En arrivant aux Peupliers Roxane fut immédiatement introduite dans la bibliothèque, où se tenait Yseult, Mme Champvert.

— Ah ! Vous êtes Mme Louvier, la nouvelle ménagère ?… Je vous attendais hier, dit Yseult.

— Il m’a été impossible de partir de chez moi avant aujourd’hui, répondit Roxane.

— Votre service commencera demain, reprit Yseult. Chaque matin, à huit heures, vous viendrez prendre mes ordres, que vous transmettrez ensuite au personnel. Vous avez compris ?

— Oui, Madame.

— C’est bien. Alors, suivez la servante qui vous a introduite ici ; elle vous conduira à votre chambre. Allez ! Votre service commencera dès sept heures du matin, chaque jour ; mais vous serez libre de disposer de votre temps à votre guise après six heures du soir.

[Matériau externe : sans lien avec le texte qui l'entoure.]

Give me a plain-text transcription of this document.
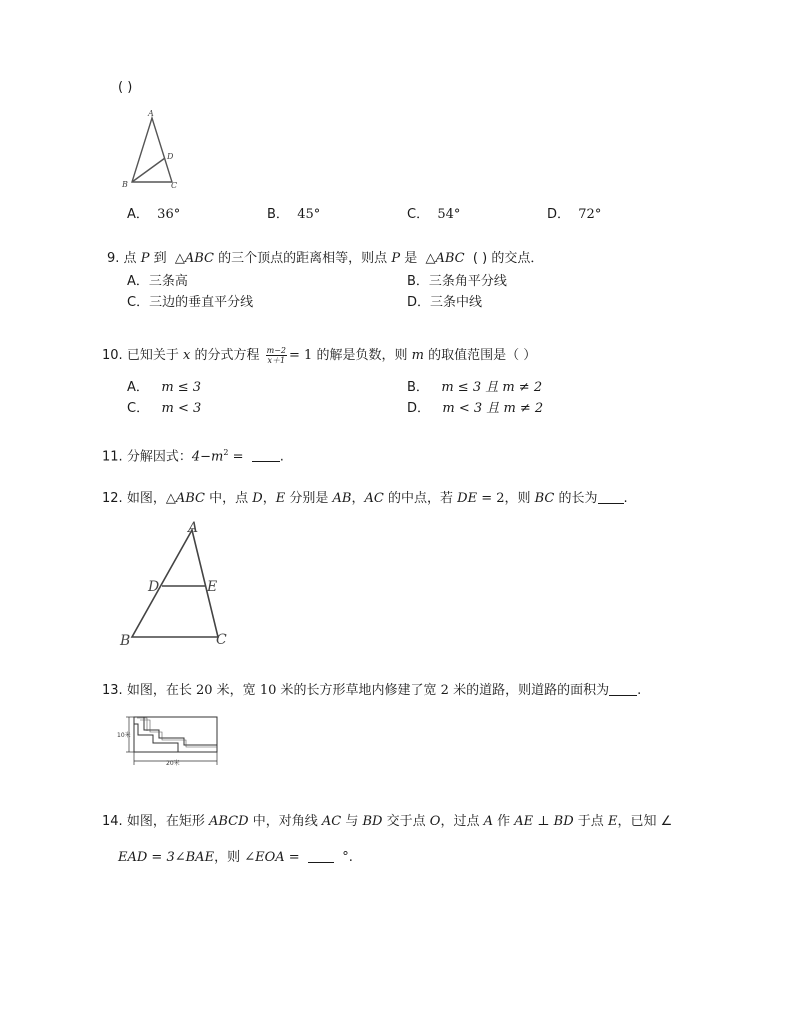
( )
A
B	C
D
A． 36°	B． 45°	C． 54°	D． 72°
9. 点 P 到 △ABC 的三个顶点的距离相等，则点 P 是 △ABC ( ) 的交点．
A．三条高	B．三条角平分线
C．三边的垂直平分线	D．三条中线
10. 已知关于 x 的分式方程 $\frac{m-2}{x+1} = 1$ 的解是负数，则 m 的取值范围是（ ）
A． m ≤ 3	B． m ≤ 3 且 m ≠ 2
C． m < 3	D． m < 3 且 m ≠ 2
11. 分解因式：$4-m^2$ =  .
12. 如图，△ABC 中，点 D，E 分别是 AB，AC 的中点，若 DE = 2，则 BC 的长为 .
A
B	C
D	E
13. 如图，在长 20 米，宽 10 米的长方形草地内修建了宽 2 米的道路，则道路的面积为 .
10米
20米
14. 如图，在矩形 ABCD 中，对角线 AC 与 BD 交于点 O，过点 A 作 AE ⊥ BD 于点 E，已知 ∠
EAD = 3∠BAE，则 ∠EOA =	°.
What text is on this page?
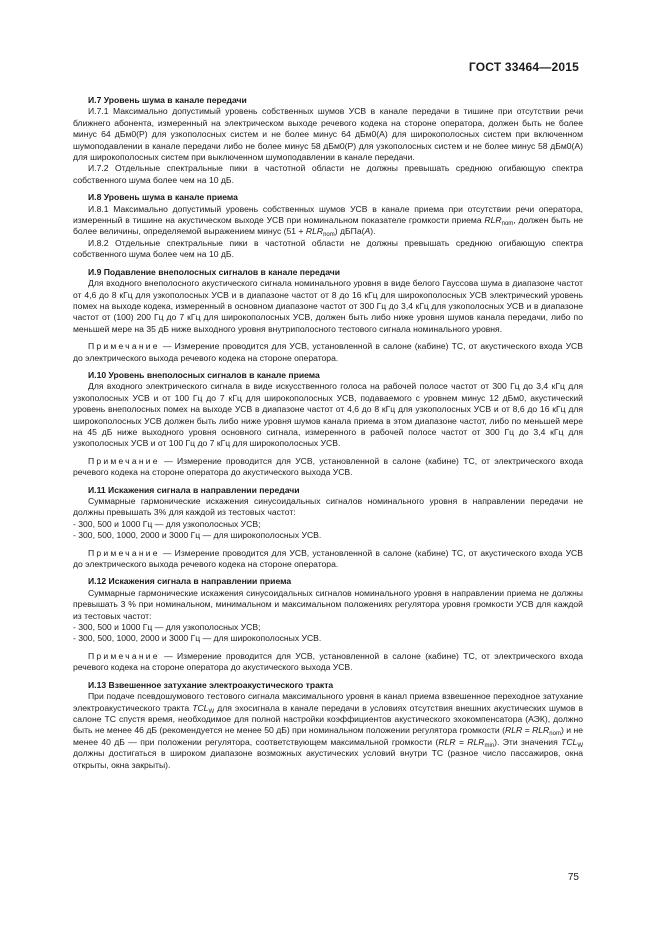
ГОСТ 33464—2015

И.7 Уровень шума в канале передачи

И.7.1 Максимально допустимый уровень собственных шумов УСВ в канале передачи в тишине при отсутствии речи ближнего абонента, измеренный на электрическом выходе речевого кодека на стороне оператора, должен быть не более минус 64 дБм0(Р) для узкополосных систем и не более минус 64 дБм0(А) для широкополосных систем при включенном шумоподавлении в канале передачи либо не более минус 58 дБм0(Р) для узкополосных систем и не более минус 58 дБм0(А) для широкополосных систем при выключенном шумоподавлении в канале передачи.

И.7.2 Отдельные спектральные пики в частотной области не должны превышать среднюю огибающую спектра собственного шума более чем на 10 дБ.

И.8 Уровень шума в канале приема

И.8.1 Максимально допустимый уровень собственных шумов УСВ в канале приема при отсутствии речи оператора, измеренный в тишине на акустическом выходе УСВ при номинальном показателе громкости приема $RLR_{nom}$, должен быть не более величины, определяемой выражением минус $(51 + RLR_{nom})$ дБПа(A).

И.8.2 Отдельные спектральные пики в частотной области не должны превышать среднюю огибающую спектра собственного шума более чем на 10 дБ.

И.9 Подавление внеполосных сигналов в канале передачи

Для входного внеполосного акустического сигнала номинального уровня в виде белого Гауссова шума в диапазоне частот от 4,6 до 8 кГц для узкополосных УСВ и в диапазоне частот от 8 до 16 кГц для широкополосных УСВ электрический уровень помех на выходе кодека, измеренный в основном диапазоне частот от 300 Гц до 3,4 кГц для узкополосных УСВ и в диапазоне частот от (100) 200 Гц до 7 кГц для широкополосных УСВ, должен быть либо ниже уровня шумов канала передачи, либо по меньшей мере на 35 дБ ниже выходного уровня внутриполосного тестового сигнала номинального уровня.

Примечание — Измерение проводится для УСВ, установленной в салоне (кабине) ТС, от акустического входа УСВ до электрического выхода речевого кодека на стороне оператора.

И.10 Уровень внеполосных сигналов в канале приема

Для входного электрического сигнала в виде искусственного голоса на рабочей полосе частот от 300 Гц до 3,4 кГц для узкополосных УСВ и от 100 Гц до 7 кГц для широкополосных УСВ, подаваемого с уровнем минус 12 дБм0, акустический уровень внеполосных помех на выходе УСВ в диапазоне частот от 4,6 до 8 кГц для узкополосных УСВ и от 8,6 до 16 кГц для широкополосных УСВ должен быть либо ниже уровня шумов канала приема в этом диапазоне частот, либо по меньшей мере на 45 дБ ниже выходного уровня основного сигнала, измеренного в рабочей полосе частот от 300 Гц до 3,4 кГц для узкополосных УСВ и от 100 Гц до 7 кГц для широкополосных УСВ.

Примечание — Измерение проводится для УСВ, установленной в салоне (кабине) ТС, от электрического входа речевого кодека на стороне оператора до акустического выхода УСВ.

И.11 Искажения сигнала в направлении передачи

Суммарные гармонические искажения синусоидальных сигналов номинального уровня в направлении передачи не должны превышать 3% для каждой из тестовых частот:

- 300, 500 и 1000 Гц — для узкополосных УСВ;

- 300, 500, 1000, 2000 и 3000 Гц — для широкополосных УСВ.

Примечание — Измерение проводится для УСВ, установленной в салоне (кабине) ТС, от акустического входа УСВ до электрического выхода речевого кодека на стороне оператора.

И.12 Искажения сигнала в направлении приема

Суммарные гармонические искажения синусоидальных сигналов номинального уровня в направлении приема не должны превышать 3 % при номинальном, минимальном и максимальном положениях регулятора уровня громкости УСВ для каждой из тестовых частот:

- 300, 500 и 1000 Гц — для узкополосных УСВ;

- 300, 500, 1000, 2000 и 3000 Гц — для широкополосных УСВ.

Примечание — Измерение проводится для УСВ, установленной в салоне (кабине) ТС, от электрического входа речевого кодека на стороне оператора до акустического выхода УСВ.

И.13 Взвешенное затухание электроакустического тракта

При подаче псевдошумового тестового сигнала максимального уровня в канал приема взвешенное переходное затухание электроакустического тракта $TCL_W$ для эхосигнала в канале передачи в условиях отсутствия внешних акустических шумов в салоне ТС спустя время, необходимое для полной настройки коэффициентов акустического эхокомпенсатора (АЭК), должно быть не менее 46 дБ (рекомендуется не менее 50 дБ) при номинальном положении регулятора громкости $(RLR = RLR_{nom})$ и не менее 40 дБ — при положении регулятора, соответствующем максимальной громкости $(RLR = RLR_{min})$. Эти значения $TCL_W$ должны достигаться в широком диапазоне возможных акустических условий внутри ТС (разное число пассажиров, окна открыты, окна закрыты).

75
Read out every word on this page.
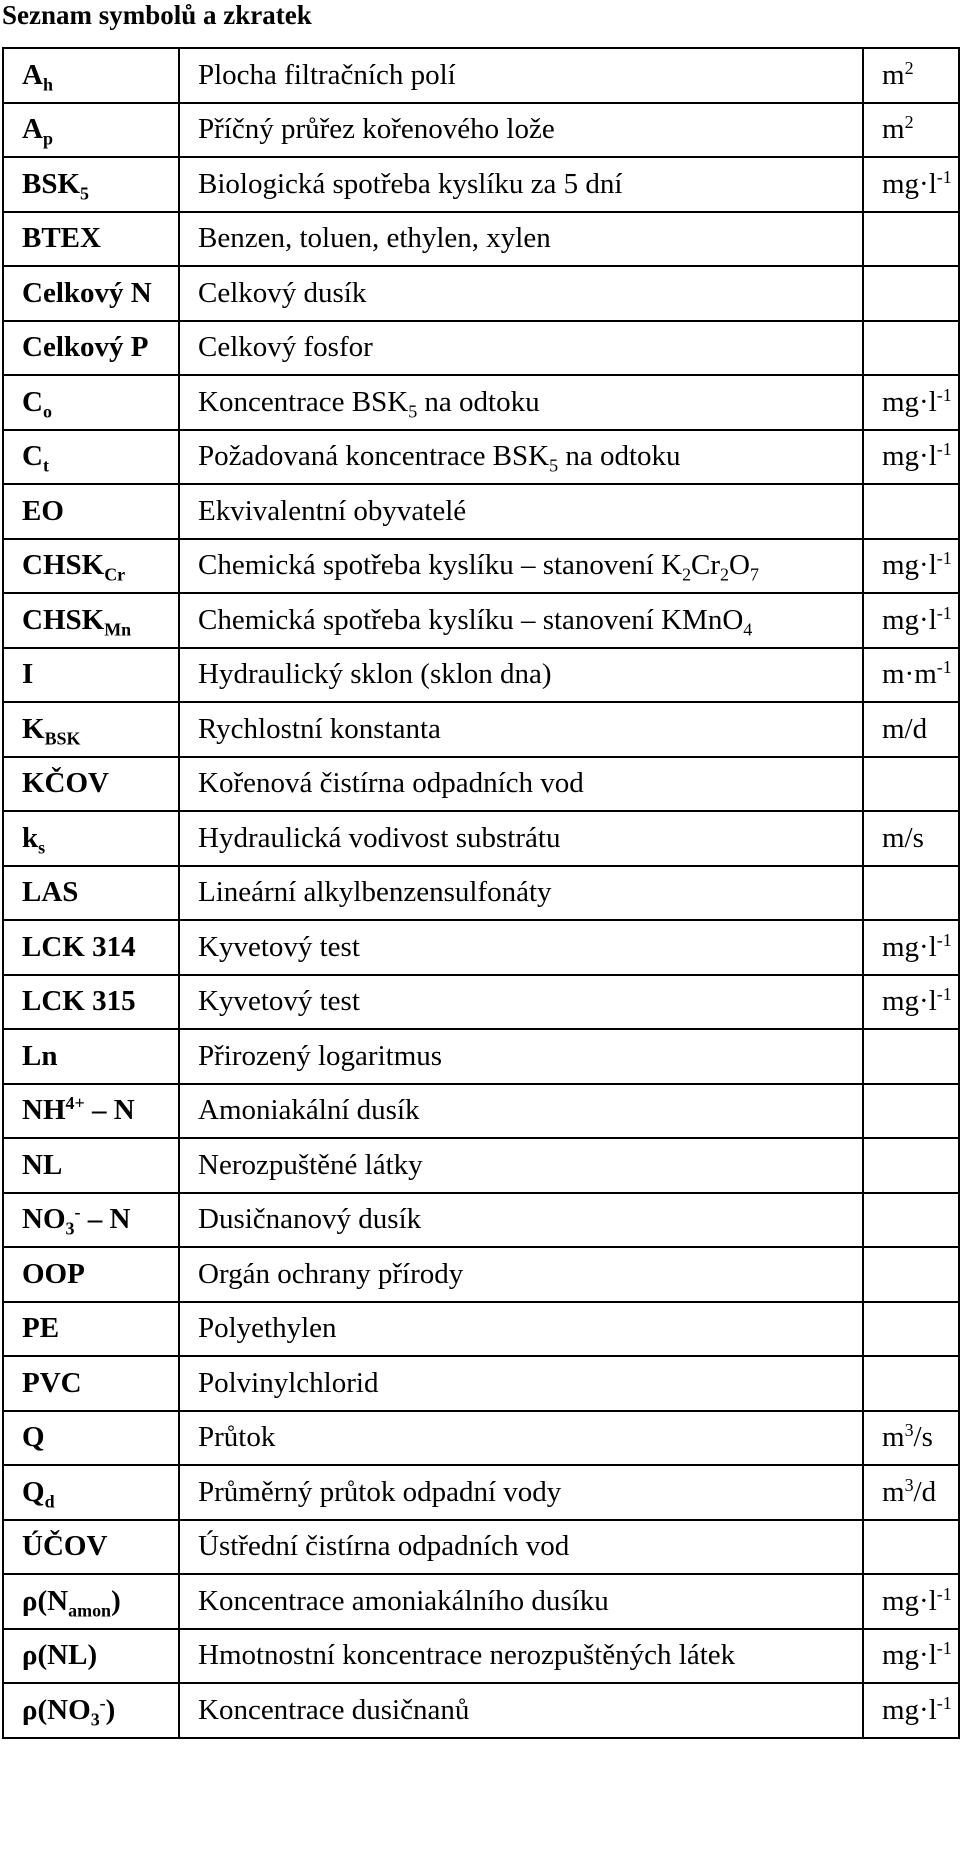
Seznam symbolů a zkratek
$A_h$	Plocha filtračních polí	$m^2$
$A_p$	Příčný průřez kořenového lože	$m^2$
$BSK_5$	Biologická spotřeba kyslíku za 5 dní	$mg\cdot l^{-1}$
BTEX	Benzen, toluen, ethylen, xylen	
Celkový N	Celkový dusík	
Celkový P	Celkový fosfor	
$C_o$	Koncentrace $BSK_5$ na odtoku	$mg\cdot l^{-1}$
$C_t$	Požadovaná koncentrace $BSK_5$ na odtoku	$mg\cdot l^{-1}$
EO	Ekvivalentní obyvatelé	
$CHSK_{Cr}$	Chemická spotřeba kyslíku – stanovení $K_2Cr_2O_7$	$mg\cdot l^{-1}$
$CHSK_{Mn}$	Chemická spotřeba kyslíku – stanovení KMnO$_4$	$mg\cdot l^{-1}$
I	Hydraulický sklon (sklon dna)	$m\cdot m^{-1}$
$K_{BSK}$	Rychlostní konstanta	m/d
KČOV	Kořenová čistírna odpadních vod	
$k_s$	Hydraulická vodivost substrátu	m/s
LAS	Lineární alkylbenzensulfonáty	
LCK 314	Kyvetový test	$mg\cdot l^{-1}$
LCK 315	Kyvetový test	$mg\cdot l^{-1}$
Ln	Přirozený logaritmus	
$NH^{4+}$ – N	Amoniakální dusík	
NL	Nerozpuštěné látky	
$NO_3^-$ – N	Dusičnanový dusík	
OOP	Orgán ochrany přírody	
PE	Polyethylen	
PVC	Polvinylchlorid	
Q	Průtok	$m^3/s$
$Q_d$	Průměrný průtok odpadní vody	$m^3/d$
ÚČOV	Ústřední čistírna odpadních vod	
$\rho(N_{amon})$	Koncentrace amoniakálního dusíku	$mg\cdot l^{-1}$
ρ(NL)	Hmotnostní koncentrace nerozpuštěných látek	$mg\cdot l^{-1}$
$\rho(NO_3^-)$	Koncentrace dusičnanů	$mg\cdot l^{-1}$
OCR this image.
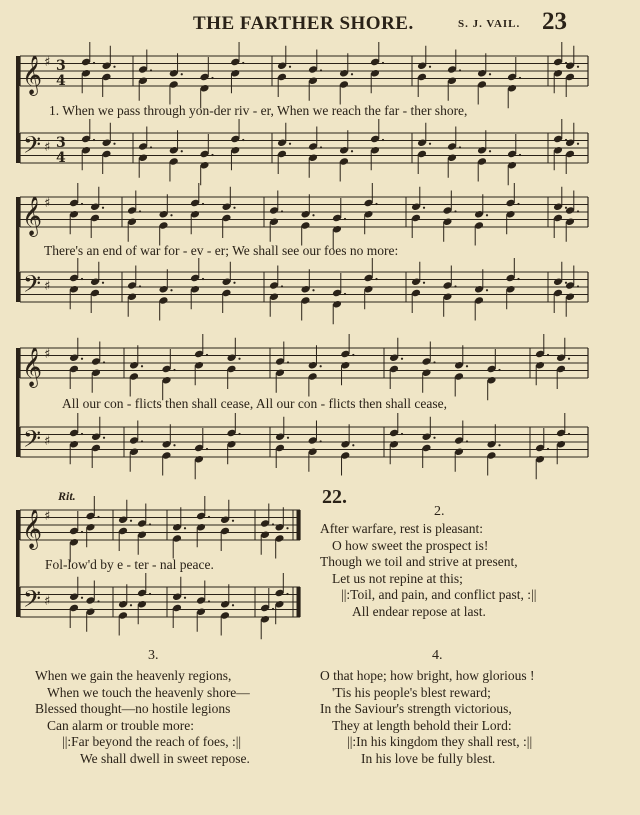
THE FARTHER SHORE.	S. J. VAIL. 23
𝄞 ♯ 3
4
𝄢 ♯ 3
4
𝄞 ♯
𝄢 ♯
𝄞 ♯
𝄢 ♯
𝄞 ♯
𝄢 ♯
1. When we pass through yon-der riv - er, When we reach the far - ther shore,
There's an end of war for - ev - er; We shall see our foes no more:
All our con - flicts then shall cease, All our con - flicts then shall cease,
Fol-low'd by e - ter - nal peace.
Rit.	22.
2.
After warfare, rest is pleasant:
O how sweet the prospect is!
Though we toil and strive at present,
Let us not repine at this;
||:Toil, and pain, and conflict past, :||
All endear repose at last.
3.
When we gain the heavenly regions,
When we touch the heavenly shore—
Blessed thought—no hostile legions
Can alarm or trouble more:
||:Far beyond the reach of foes, :||
We shall dwell in sweet repose.
4.
O that hope; how bright, how glorious !
'Tis his people's blest reward;
In the Saviour's strength victorious,
They at length behold their Lord:
||:In his kingdom they shall rest, :||
In his love be fully blest.
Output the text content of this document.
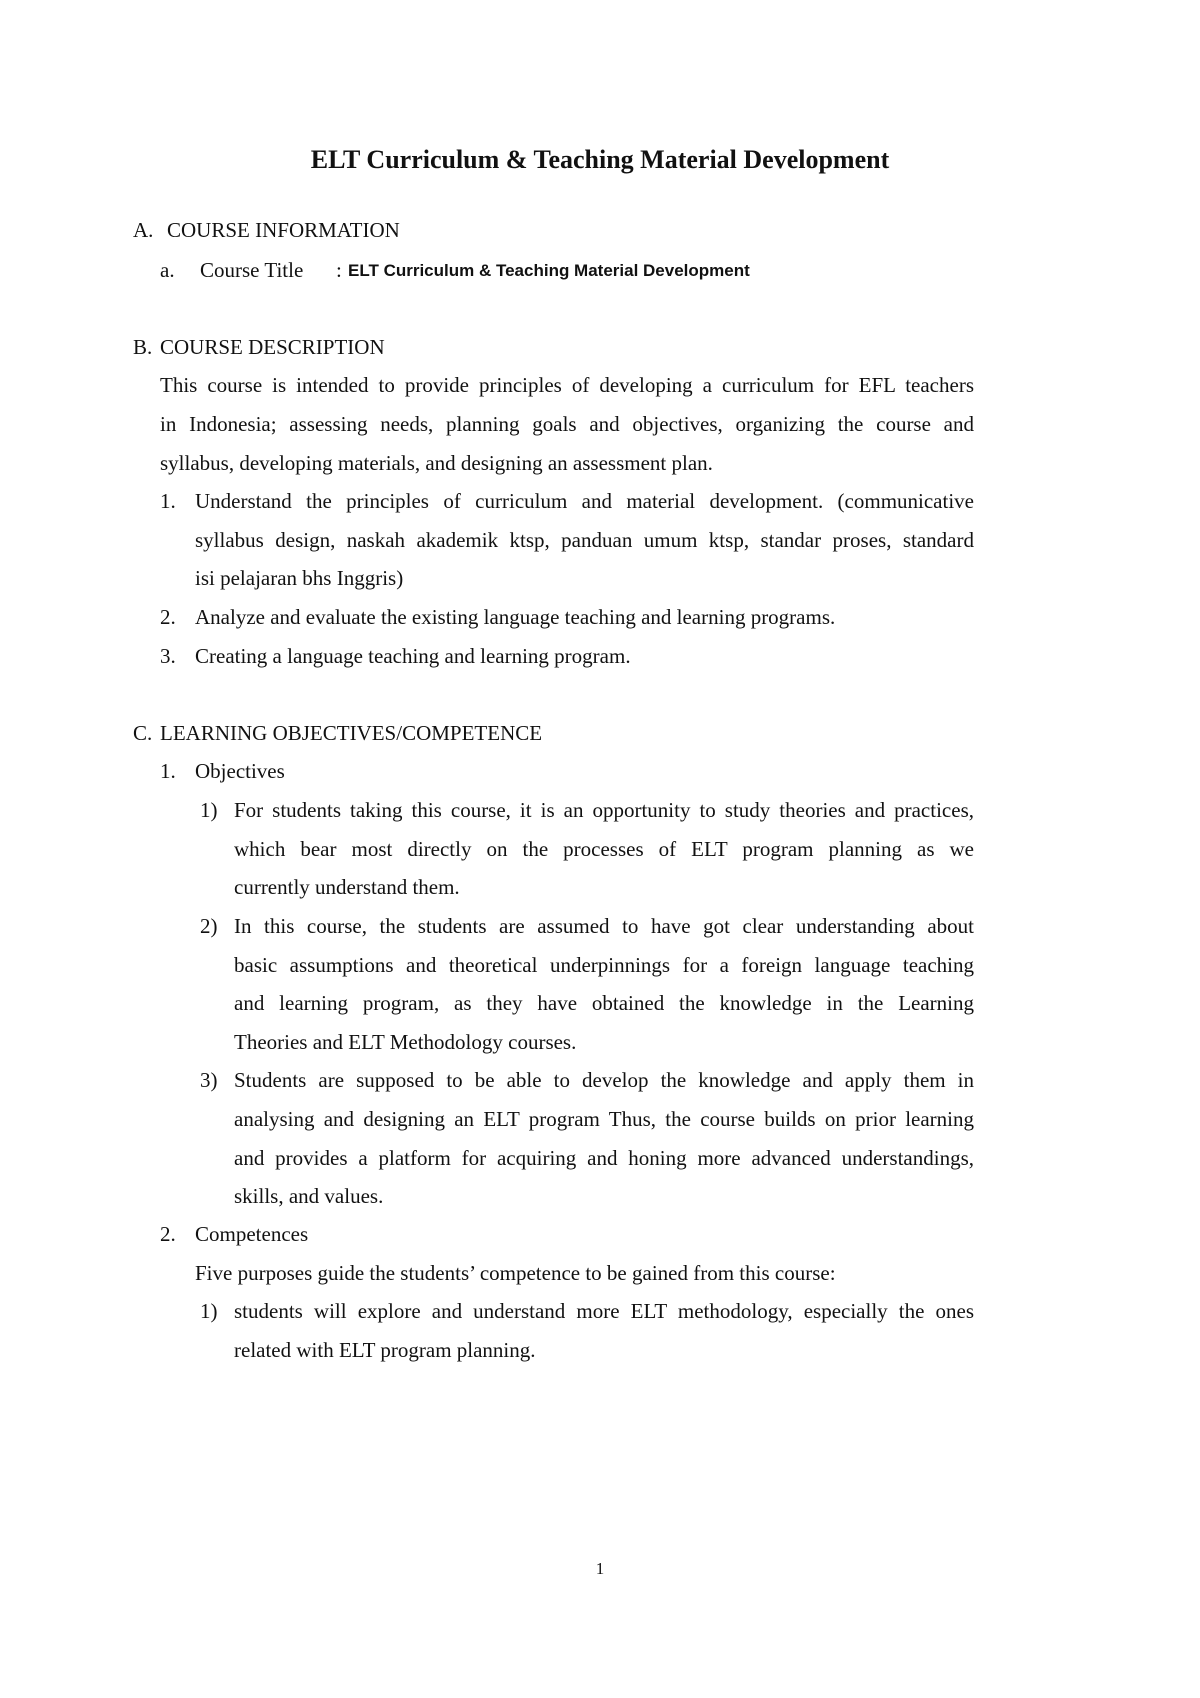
ELT Curriculum & Teaching Material Development
A. COURSE INFORMATION
a. Course Title : ELT Curriculum & Teaching Material Development
B. COURSE DESCRIPTION
This course is intended to provide principles of developing a curriculum for EFL teachers
in Indonesia; assessing needs, planning goals and objectives, organizing the course and
syllabus, developing materials, and designing an assessment plan.
1. Understand the principles of curriculum and material development. (communicative
syllabus design, naskah akademik ktsp, panduan umum ktsp, standar proses, standard
isi pelajaran bhs Inggris)
2. Analyze and evaluate the existing language teaching and learning programs.
3. Creating a language teaching and learning program.
C. LEARNING OBJECTIVES/COMPETENCE
1. Objectives
1) For students taking this course, it is an opportunity to study theories and practices,
which bear most directly on the processes of ELT program planning as we
currently understand them.
2) In this course, the students are assumed to have got clear understanding about
basic assumptions and theoretical underpinnings for a foreign language teaching
and learning program, as they have obtained the knowledge in the Learning
Theories and ELT Methodology courses.
3) Students are supposed to be able to develop the knowledge and apply them in
analysing and designing an ELT program Thus, the course builds on prior learning
and provides a platform for acquiring and honing more advanced understandings,
skills, and values.
2. Competences
Five purposes guide the students’ competence to be gained from this course:
1) students will explore and understand more ELT methodology, especially the ones
related with ELT program planning.
1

À ce moment, le notaire Champvert entra dans la bibliothèque et Roxane ne put s’empêcher de trembler un peu. Si cet homme allait la reconnaître ! Mais non ; Champvert jeta sur la jeune fille un regard distrait et c’est tout.

— C’est Mme Louvier, la nouvelle ménagère, dit Yseult.

Champvert inclina seulement la tête et Roxane quitta la bibliothèque aussitôt. Mais dans le corridor de l’aile gauche, elle se trouva en face de Mme Dussol, et, encore une fois, elle craignit d’être reconnue. La mère d’Yseult sourit, en apercevant la jeune fille et elle dit :

— Vous êtes Mme Louvier, la nouvelle ménagère, sans doute ?

— Oui, Madame, répondit Roxane.

— J’espère que vous vous plairez, ici dit Mme Dussol.

— Merci, Madame !

Une chambre assez spacieuse avait été mise à la disposition de Roxane, qui, aussitôt seule, abaissa les stores, ferma les persiennes et enleva sa perruque et ses lunettes.

La fiancée de Hugues n’était pas sans comprendre les dangers de la situation dans laquelle elle s’était placée. Pourtant, étant fermement convaincue que le testament de M. de Vilnoble avait été volé et qu’il n’avait pas été détruit, elle était résolue de tout risquer pour le reconquérir. Roxane était presque sûre que le voleur de testament était le notaire Champvert (en cela on sait qu’elle ne se trompait pas) et elle espérait pouvoir rendre à Hugues ce qui lui appartenait de droit ; elle y réussirait, se disait-elle, avec l’aide de Dieu.